Hurricane Season: The Unforgettable Story of the 2017 Houston Astros and the Resilience of a City Audiobook
Hurricane Season: The Unforgettable Story of the 2017 Houston Astros and the Resilience of a City Audiobook
- Jamie Renell
- Hachette Book Group USA
- 2018-05-01
- 7 h 13 min
Summary:
An inside go through the 2017 Houston Astros championship season, focusing on the epic seven-game World Series, leading office decisions that built a winning team, as well as the resilience of the city in the wake of Hurricane Harvey.
On November 1, 2017, the Houston Astros defeated the LA Dodgers within an epic seven video game battle to become 2017 World Series champs. For the Astros, the combination of a magnificently performed series, a 101-triumph season, as well as the devastation Hurricane Harvey brought about Hurricane Time of year: The Unforgettable Story from the 2017 Houston Astros and the Resilience of a City with their city was so amazing it might give Hollywood screenwriters pause. The country’s fourth-largest city, still reeling in the wake of disaster, was smiling once again.
The Astros’ first-ever Globe Series victory is a great baseball story, but it’s also the story of a major American city–a city (and a state) that the rest of the nation doesn’t always like or understand–becoming a sentimental favorite because of its elegance and good will in response to the biggest natural catastrophe in American history.
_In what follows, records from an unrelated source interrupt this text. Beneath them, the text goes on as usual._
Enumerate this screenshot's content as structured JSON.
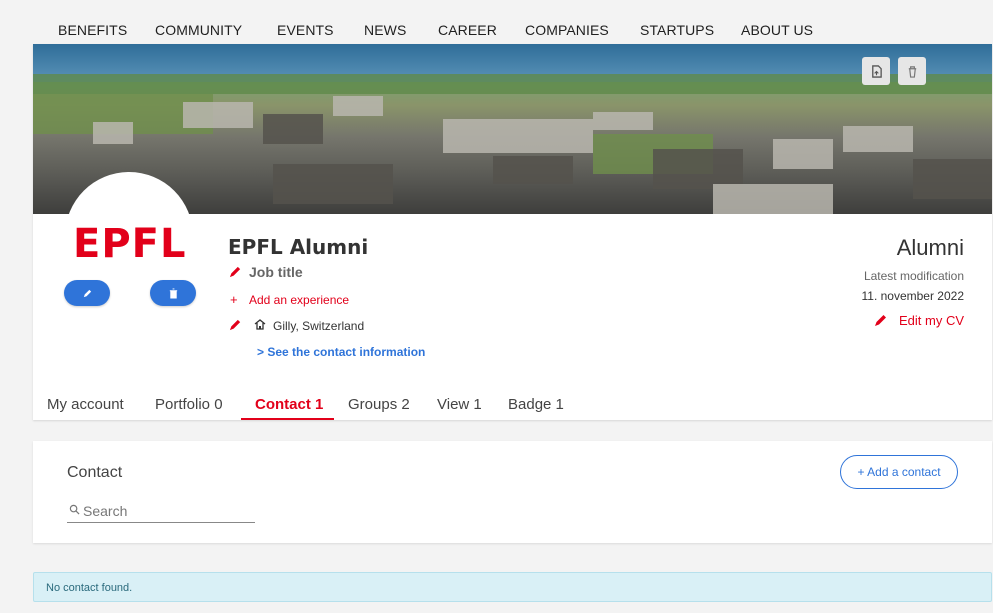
{
  "nav": {
    "items": [
      "BENEFITS",
      "COMMUNITY",
      "EVENTS",
      "NEWS",
      "CAREER",
      "COMPANIES",
      "STARTUPS",
      "ABOUT US"
    ]
  },
  "banner": {
    "buttons": [
      "pdf-export-icon",
      "trash-icon"
    ]
  },
  "profile": {
    "logo_text": "EPFL",
    "name": "EPFL Alumni",
    "job_title": "Job title",
    "add_experience": "Add an experience",
    "location": "Gilly, Switzerland",
    "see_contact": "> See the contact information",
    "type": "Alumni",
    "latest_label": "Latest modification",
    "latest_date": "11. november 2022",
    "edit_cv": "Edit my CV"
  },
  "tabs": [
    {
      "label": "My account",
      "active": false
    },
    {
      "label": "Portfolio 0",
      "active": false
    },
    {
      "label": "Contact 1",
      "active": true
    },
    {
      "label": "Groups 2",
      "active": false
    },
    {
      "label": "View 1",
      "active": false
    },
    {
      "label": "Badge 1",
      "active": false
    }
  ],
  "contact": {
    "title": "Contact",
    "search_placeholder": "Search",
    "add_contact": "+ Add a contact",
    "empty_message": "No contact found."
  },
  "colors": {
    "brand_red": "#e2001a",
    "link_blue": "#2f74d9",
    "alert_bg": "#d9f0f6"
  }
}
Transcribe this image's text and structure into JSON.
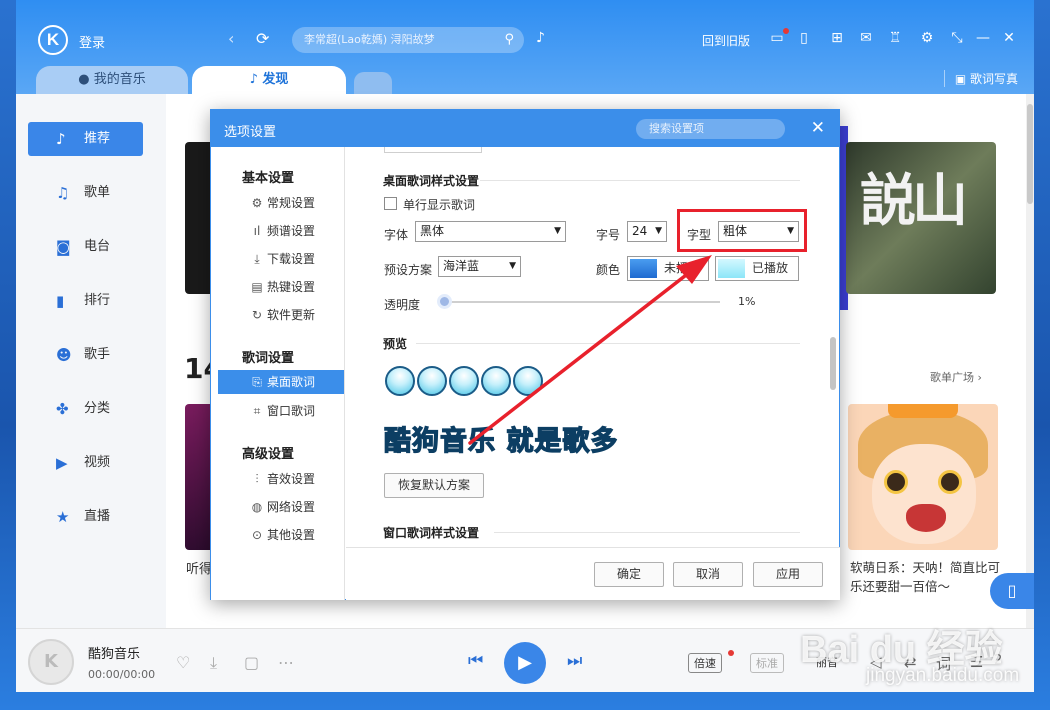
{
  "app": {
    "login": "登录",
    "search_placeholder": "李常超(Lao乾媽) 浔阳故梦",
    "old_version": "回到旧版",
    "tabs": {
      "my_music": "我的音乐",
      "discover": "发现"
    },
    "lyrics_write": "歌词写真"
  },
  "sidebar": {
    "items": [
      {
        "label": "推荐",
        "icon": "music-note-icon"
      },
      {
        "label": "歌单",
        "icon": "playlist-icon"
      },
      {
        "label": "电台",
        "icon": "radio-icon"
      },
      {
        "label": "排行",
        "icon": "chart-icon"
      },
      {
        "label": "歌手",
        "icon": "singer-icon"
      },
      {
        "label": "分类",
        "icon": "category-icon"
      },
      {
        "label": "视频",
        "icon": "video-icon"
      },
      {
        "label": "直播",
        "icon": "live-icon"
      }
    ]
  },
  "content": {
    "section_number": "14",
    "playlist_link": "歌单广场 ›",
    "card_left_caption": "听得",
    "card_right_caption": "软萌日系：天呐！简直比可乐还要甜一百倍～"
  },
  "player": {
    "song": "酷狗音乐",
    "time": "00:00/00:00",
    "speed": "倍速",
    "quality": "标准",
    "voice": "丽音",
    "lyric": "词",
    "count": "2"
  },
  "dialog": {
    "title": "选项设置",
    "search_placeholder": "搜索设置项",
    "nav": {
      "group_basic": "基本设置",
      "basic_items": [
        "常规设置",
        "频谱设置",
        "下载设置",
        "热键设置",
        "软件更新"
      ],
      "group_lyrics": "歌词设置",
      "lyrics_items": [
        "桌面歌词",
        "窗口歌词"
      ],
      "group_advanced": "高级设置",
      "advanced_items": [
        "音效设置",
        "网络设置",
        "其他设置"
      ]
    },
    "desktop_lyrics": {
      "section_title": "桌面歌词样式设置",
      "single_line_label": "单行显示歌词",
      "single_line_checked": false,
      "font_label": "字体",
      "font_value": "黑体",
      "size_label": "字号",
      "size_value": "24",
      "style_label": "字型",
      "style_value": "粗体",
      "preset_label": "预设方案",
      "preset_value": "海洋蓝",
      "color_label": "颜色",
      "unplayed_label": "未播放",
      "played_label": "已播放",
      "opacity_label": "透明度",
      "opacity_value": "1%",
      "preview_label": "预览",
      "preview_text": "酷狗音乐  就是歌多",
      "restore_button": "恢复默认方案"
    },
    "window_lyrics": {
      "section_title": "窗口歌词样式设置"
    },
    "footer": {
      "ok": "确定",
      "cancel": "取消",
      "apply": "应用"
    }
  },
  "watermark": {
    "brand": "Bai du 经验",
    "url": "jingyan.baidu.com"
  },
  "colors": {
    "accent": "#3b8eea",
    "highlight_red": "#e8212c",
    "unplayed_color": "#1f6ad0",
    "played_color": "#8ce6f8",
    "preview_fill": "#1a7fc4"
  }
}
The Astros’ wonder season is also the fascinating tale of a thoroughly modern team. Built by NASA-inspired analytics, the team’s data-driven system took the game to a more sophisticated level than the so-called Moneyball strategy. The team’s brand-new owner, Jim Crane, bought in to the program and was ready to endure humiliating seasons in the baseball wilderness with the expectation, shared by few in the beginning, that success comes to those who wait around. And he was right.
But no data-crunching could take credit for a team of likeable, refreshingly good-natured teenagers who wore ‘Houston Strong’ areas on the jerseys and meant it–guys like shortstop Carlos Correa, who kept an image in his locker of the Houston female trudging through fetid drinking water up to her knees. The Astros foundation included George Springer, a robust slugger and rangy outfielder; third-baseman Alex Bregman, whose defensive play and clutch striking were crucial in the series; and, obviously, the stubby and tenacious second baseman José Altuve, the heart and soul of the group.
Hurricane Time of year is Houston Chronicle columnist Joe Holley’s moving accounts of this extraordinary team–and the extraordinary conditions of their tournament.